In a scandal many industry watchers are comparing to the demise of the U.S. energy trading firm Enron, the chairman of India’s Satyam Computer Services, B. Ramalinga Raju, has resigned after publishing a five-page letter detailing years of fraudulent accounting designed to boost the company’s bottom line…and obscure a billion-dollar revenue gap. The company inflated its value by placing non-existent assets on its books and inflating its actual profits, although Raju says members of the company’s board were not aware of the deception, and he did not personally profit from it.
The revelations have hammered Satyam’s shares, which have lots more than 80 percent of their value since the disclosure. Six months ago, the company’s market value was over $7 billion.
Scandal had been fomenting around Satyam since last month when the World Band barred Satyam from business, claiming he had offered inappropriate benefits to band officials. Raju demanded the World Bank retract its allegations. However, Satyam’s troubles came to a head in December when the company tried to buy up two companies partly owned by Satyam’s founders, which represented a last-ditch effort to shore up Satyam’s books. When the deal fell through, there was no longer any way to obscure the financial hole at the heart of the company.
Raju says he is willing to face the legal consequences of his actions.

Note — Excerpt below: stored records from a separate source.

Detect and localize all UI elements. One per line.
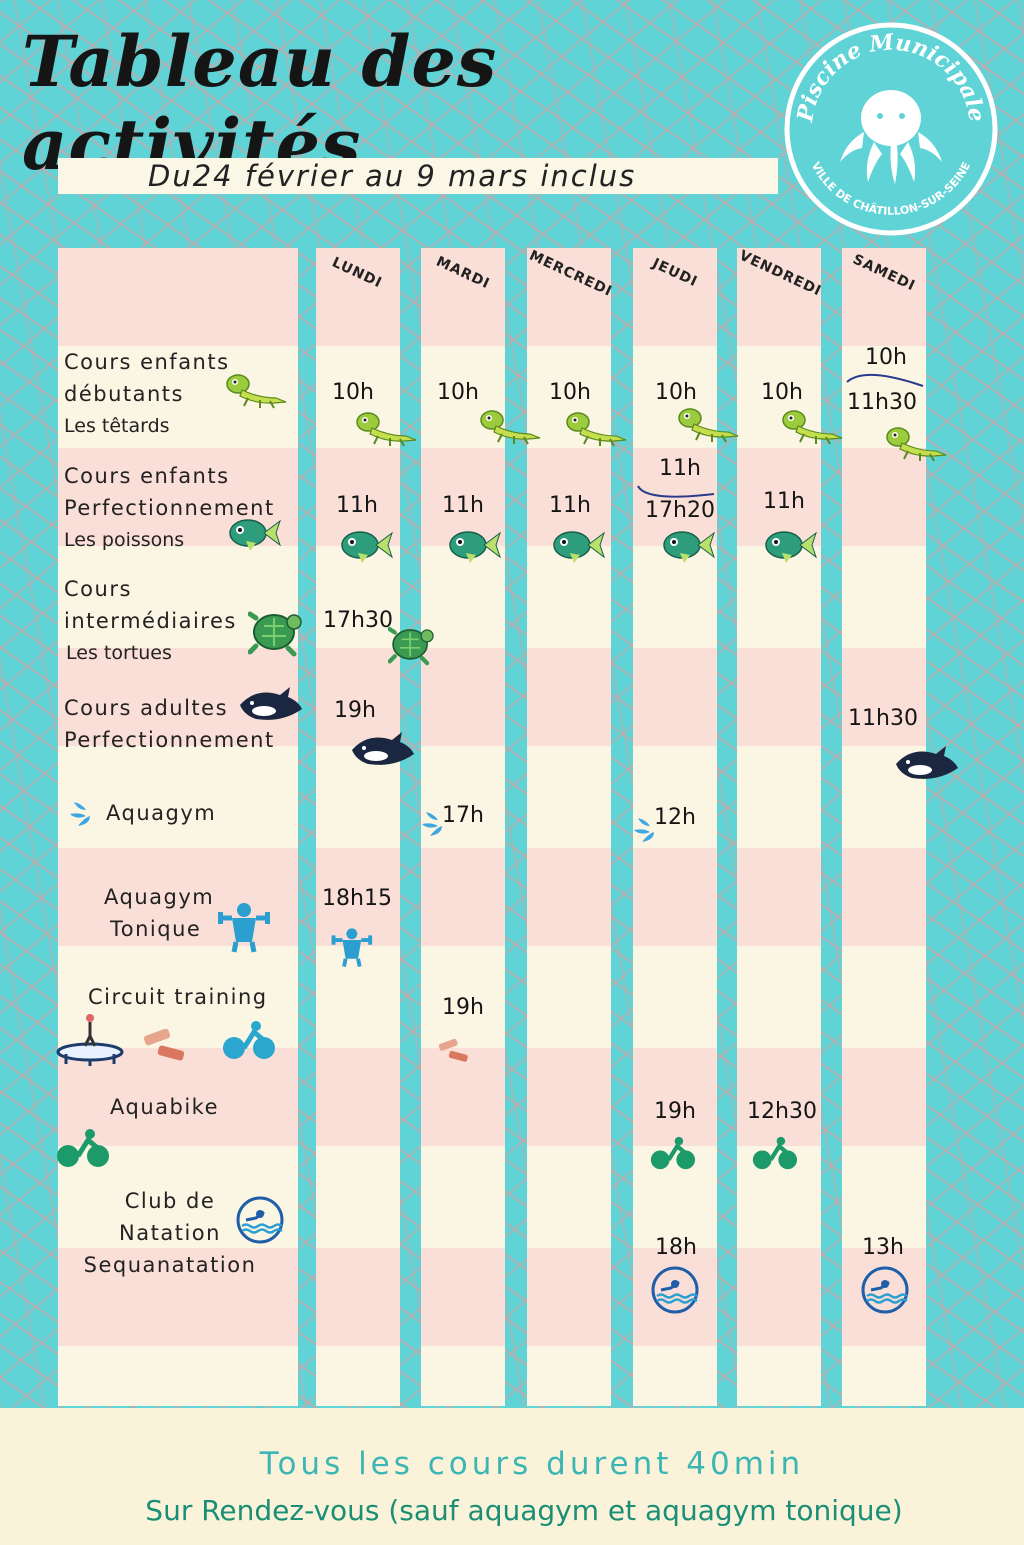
subtitle-bar [58,158,778,194]
time-aquabike-jeudi: 19h [654,1099,696,1124]
activity-line: Aquagym [106,801,217,825]
time-tetards-mercredi: 10h [549,380,591,405]
lizard-icon [886,427,947,462]
lizard-icon [226,374,287,409]
time-aquabike-vendredi: 12h30 [747,1099,817,1124]
time-tetards-jeudi: 10h [655,380,697,405]
logo-badge: Piscine Municipale VILLE DE CHÂTILLON-SU… [784,22,998,236]
activity-label-tortues: Cours intermédiaires Les tortues [64,573,237,669]
activity-label-aquagym: Aquagym [106,797,216,829]
time-tetards-vendredi: 10h [761,380,803,405]
activity-line: Cours enfants [64,350,230,374]
lizard-icon [566,412,627,447]
activity-line: débutants [64,382,184,406]
activity-line: Perfectionnement [64,496,275,520]
time-tonique-lundi: 18h15 [322,886,392,911]
orca-icon [896,746,958,779]
time-adultes-samedi: 11h30 [848,706,918,731]
activity-subtitle: Les poissons [64,529,185,551]
time-tetards-samedi-2: 11h30 [847,390,917,415]
activity-line: Circuit training [88,985,268,1009]
fish-icon [341,531,393,564]
activity-label-circuit: Circuit training [88,981,268,1013]
column-vendredi [737,248,821,1406]
activity-label-tonique: Aquagym Tonique [104,881,214,945]
column-mercredi [527,248,611,1406]
activity-line: Cours enfants [64,464,230,488]
orca-icon [352,732,414,765]
activity-subtitle: Les tortues [66,642,172,664]
time-poissons-jeudi-1: 11h [659,456,701,481]
bike-icon [752,1136,804,1176]
column-mardi [421,248,505,1406]
activity-line: Natation [119,1221,221,1245]
swimmer-icon [861,1266,909,1314]
activity-line: Cours adultes [64,696,229,720]
activity-line: intermédiaires [64,609,237,633]
activity-line: Cours [64,577,132,601]
time-tetards-mardi: 10h [437,380,479,405]
activity-label-club: Club de Natation Sequanatation [80,1185,260,1281]
lizard-icon [356,412,417,447]
time-adultes-lundi: 19h [334,698,376,723]
activity-subtitle: Les têtards [64,415,170,437]
bike-icon [222,1020,288,1070]
weights-icon [438,1038,469,1063]
orca-icon [240,687,302,720]
activity-line: Club de [124,1189,216,1213]
activity-line: Tonique [110,917,202,941]
time-club-samedi: 13h [862,1235,904,1260]
activity-line: Perfectionnement [64,728,275,752]
fish-icon [449,531,501,564]
date-range: Du24 février au 9 mars inclus [148,159,637,193]
bike-icon [650,1136,702,1176]
dumbbell-man-icon [216,900,288,956]
dumbbell-man-icon [330,926,375,968]
wave-divider [846,373,924,387]
lizard-icon [678,408,739,443]
trampoline-icon [56,1012,124,1068]
wave-divider [637,485,715,498]
fish-icon [765,531,817,564]
footer-appointment-note: Sur Rendez-vous (sauf aquagym et aquagym… [145,1494,903,1527]
activity-line: Sequanatation [83,1253,257,1277]
time-poissons-mercredi: 11h [549,493,591,518]
bike-icon [56,1128,120,1176]
fish-icon [553,531,605,564]
swimmer-icon [651,1266,699,1314]
fish-icon [229,519,281,552]
water-splash-icon [70,802,90,826]
time-aquagym-mardi: 17h [442,803,484,828]
activity-label-tetards: Cours enfants débutants Les têtards [64,346,230,442]
fish-icon [663,531,715,564]
time-poissons-jeudi-2: 17h20 [645,498,715,523]
footer [0,1408,1024,1545]
time-tetards-lundi: 10h [332,380,374,405]
column-jeudi [633,248,717,1406]
activity-line: Aquabike [110,1095,220,1119]
time-circuit-mardi: 19h [442,995,484,1020]
turtle-icon [388,624,434,668]
time-aquagym-jeudi: 12h [654,805,696,830]
lizard-icon [480,410,541,445]
activity-label-poissons: Cours enfants Perfectionnement Les poiss… [64,460,275,556]
octopus-icon [840,90,942,184]
footer-duration-note: Tous les cours durent 40min [259,1446,805,1482]
time-tortues-lundi: 17h30 [323,608,393,633]
lizard-icon [782,410,843,445]
swimmer-icon [236,1196,284,1244]
time-poissons-mardi: 11h [442,493,484,518]
activity-label-aquabike: Aquabike [110,1091,219,1123]
activity-line: Aquagym [104,885,215,909]
column-lundi [316,248,400,1406]
time-tetards-samedi-1: 10h [865,345,907,370]
time-poissons-vendredi: 11h [763,489,805,514]
time-poissons-lundi: 11h [336,493,378,518]
turtle-icon [248,608,304,660]
column-samedi [842,248,926,1406]
time-club-jeudi: 18h [655,1235,697,1260]
weights-icon [143,1027,185,1062]
activity-label-adultes: Cours adultes Perfectionnement [64,692,275,756]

Raju was once a rising star in India’s technology industry, co-founding Satyam with relatives in 1987 and propelling the firm forward to the top ranks of India’s technology companies. Satyam landed its first offshore contract with John Deere, and eventually counted U.S. firms General Electric, TRW, and Nestle among its clients. Satyam was one of the first firms to capitalize on the outsourcing of IT and technical support jobs from developed markets, and boosted it employee base to over half a million to handle the business.